In this pizza from Susan Spungen, asparagus roasts onto the ricotta-and mozzarella-covered dough, and a fresh, lemony herb and arugula salad garnishes the pie just before serving. Toward the end of baking, torn green olives are tossed on top, so they warm through but stay bright and crisp. Spungen calls for a quarter-sheet pan to deliver a deeper-dish pie that feels almost like focaccia, but a half-sheet pan works as well. Just be sure to keep the dough the same dimensions.
Pizza With Asparagus and Arugula
Ingredients:
• 4 tablespoons olive oil
• 1 pound fresh or thawed frozen pizza dough, at room temperature
• 1/2 cup fresh ricotta
• 5 ounces fresh mozzarella, sliced into 1/4-inch-thick rounds
• 1/2 bunch asparagus (about 1/2 pound), trimmed and cut into 5-inch pieces
• 1-2 serrano or jalapeño peppers, thinly sliced
• 4 thin slices pancetta (optional)
• 1/2 cup green olives (like Castelvetrano), pitted and torn
• Flaky sea salt and black pepper
• 1 cup Italian parsley, loosely packed
• 1 cup baby arugula, loosely packed
• 2 teaspoons lemon juice
Directions:
Heat oven to 500 degrees. Pour 3 tablespoons oil into a 9-by-13-inch rimmed baking sheet and brush to coat.

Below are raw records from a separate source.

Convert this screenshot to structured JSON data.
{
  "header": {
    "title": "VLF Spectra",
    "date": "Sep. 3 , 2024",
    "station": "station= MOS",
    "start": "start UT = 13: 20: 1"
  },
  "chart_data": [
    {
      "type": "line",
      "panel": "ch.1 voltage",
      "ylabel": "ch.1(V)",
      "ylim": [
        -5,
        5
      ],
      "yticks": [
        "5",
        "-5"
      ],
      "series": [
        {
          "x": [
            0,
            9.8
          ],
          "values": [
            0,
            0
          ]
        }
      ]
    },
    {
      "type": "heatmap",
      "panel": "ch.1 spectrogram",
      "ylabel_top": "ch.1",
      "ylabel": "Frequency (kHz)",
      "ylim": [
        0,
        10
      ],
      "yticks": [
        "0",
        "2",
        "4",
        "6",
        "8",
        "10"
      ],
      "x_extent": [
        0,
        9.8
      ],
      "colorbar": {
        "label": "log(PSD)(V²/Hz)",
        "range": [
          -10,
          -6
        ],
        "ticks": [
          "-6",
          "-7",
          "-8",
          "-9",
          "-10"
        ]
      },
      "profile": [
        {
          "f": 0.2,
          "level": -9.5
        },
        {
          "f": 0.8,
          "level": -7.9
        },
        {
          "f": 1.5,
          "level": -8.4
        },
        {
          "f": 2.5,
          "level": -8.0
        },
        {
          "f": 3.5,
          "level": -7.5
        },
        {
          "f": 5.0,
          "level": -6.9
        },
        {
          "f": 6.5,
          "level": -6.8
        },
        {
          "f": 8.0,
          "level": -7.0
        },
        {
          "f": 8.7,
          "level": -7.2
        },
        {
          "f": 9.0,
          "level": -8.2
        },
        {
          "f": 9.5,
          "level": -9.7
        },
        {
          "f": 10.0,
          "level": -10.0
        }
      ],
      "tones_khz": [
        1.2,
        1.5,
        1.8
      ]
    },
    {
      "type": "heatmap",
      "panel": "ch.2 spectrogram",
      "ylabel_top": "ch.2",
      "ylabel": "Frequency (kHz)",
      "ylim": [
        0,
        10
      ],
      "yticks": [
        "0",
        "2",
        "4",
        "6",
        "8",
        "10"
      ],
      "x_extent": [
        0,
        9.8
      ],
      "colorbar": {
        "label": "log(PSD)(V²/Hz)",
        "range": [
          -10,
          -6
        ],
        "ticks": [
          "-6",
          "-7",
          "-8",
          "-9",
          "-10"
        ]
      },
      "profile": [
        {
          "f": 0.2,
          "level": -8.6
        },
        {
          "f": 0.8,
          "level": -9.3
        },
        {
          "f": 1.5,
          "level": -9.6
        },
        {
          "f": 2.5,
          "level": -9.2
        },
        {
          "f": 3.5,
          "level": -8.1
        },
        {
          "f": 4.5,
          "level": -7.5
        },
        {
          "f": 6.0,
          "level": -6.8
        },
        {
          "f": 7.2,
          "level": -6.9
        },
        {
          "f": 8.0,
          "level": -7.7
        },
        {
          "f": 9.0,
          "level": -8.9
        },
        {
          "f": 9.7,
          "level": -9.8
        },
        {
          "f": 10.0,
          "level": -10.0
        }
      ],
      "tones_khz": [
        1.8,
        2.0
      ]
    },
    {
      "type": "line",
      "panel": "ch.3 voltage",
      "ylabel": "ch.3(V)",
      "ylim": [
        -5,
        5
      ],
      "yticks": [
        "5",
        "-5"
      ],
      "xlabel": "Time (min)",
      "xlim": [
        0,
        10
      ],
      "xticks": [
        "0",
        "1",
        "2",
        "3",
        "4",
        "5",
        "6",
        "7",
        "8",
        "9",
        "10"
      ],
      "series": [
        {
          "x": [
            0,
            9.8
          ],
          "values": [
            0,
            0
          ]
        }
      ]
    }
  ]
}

Carefully stretch dough evenly to fill the baking sheet, avoiding creating holes or thin spots. The dough probably won’t fit the baking sheet, so let it rest while you prepare the rest of the ingredients. If it still resists, layering the ingredients on top will help it keep its shape.
Dollop the ricotta around the dough. Tear the mozzarella into pieces and distribute evenly. Toss the asparagus with the peppers and 1 teaspoon oil; arrange randomly over the cheese. Cut the pancetta slices in half, if using, and tuck them in here and there.
Bake on bottom rack of oven for 15 minutes. If it seems to be darkening too quickly, lower heat to 450 degrees. Remove from oven, top with olives and return to oven for another 5 minutes until cheese is starting to brown and the crust is browned and crisp. Remove pan from the oven and immediately slide the pizza off the pan and onto a wire rack to prevent sogginess. After a few minutes, slide onto a board for serving. Season with flaky salt and pepper.
In a medium bowl, toss parsley and arugula with lemon juice and remaining 2 teaspoons olive oil. Season with flaky salt and pepper. Garnish pizza with salad and serve.
Total time: 35 minutes, serves 4.
Tip:
Store-bought pizza dough can be a real time-saver, but if you can’t find it refrigerated, you’ll need to plan ahead to defrost frozen dough. Defrosting is best done for 24 hours or so in the fridge — or longer, as the dough will continue to ferment and improve in flavor after a day or two. The dough is easier to stretch if it’s not ice-cold, so let it come to room temperature.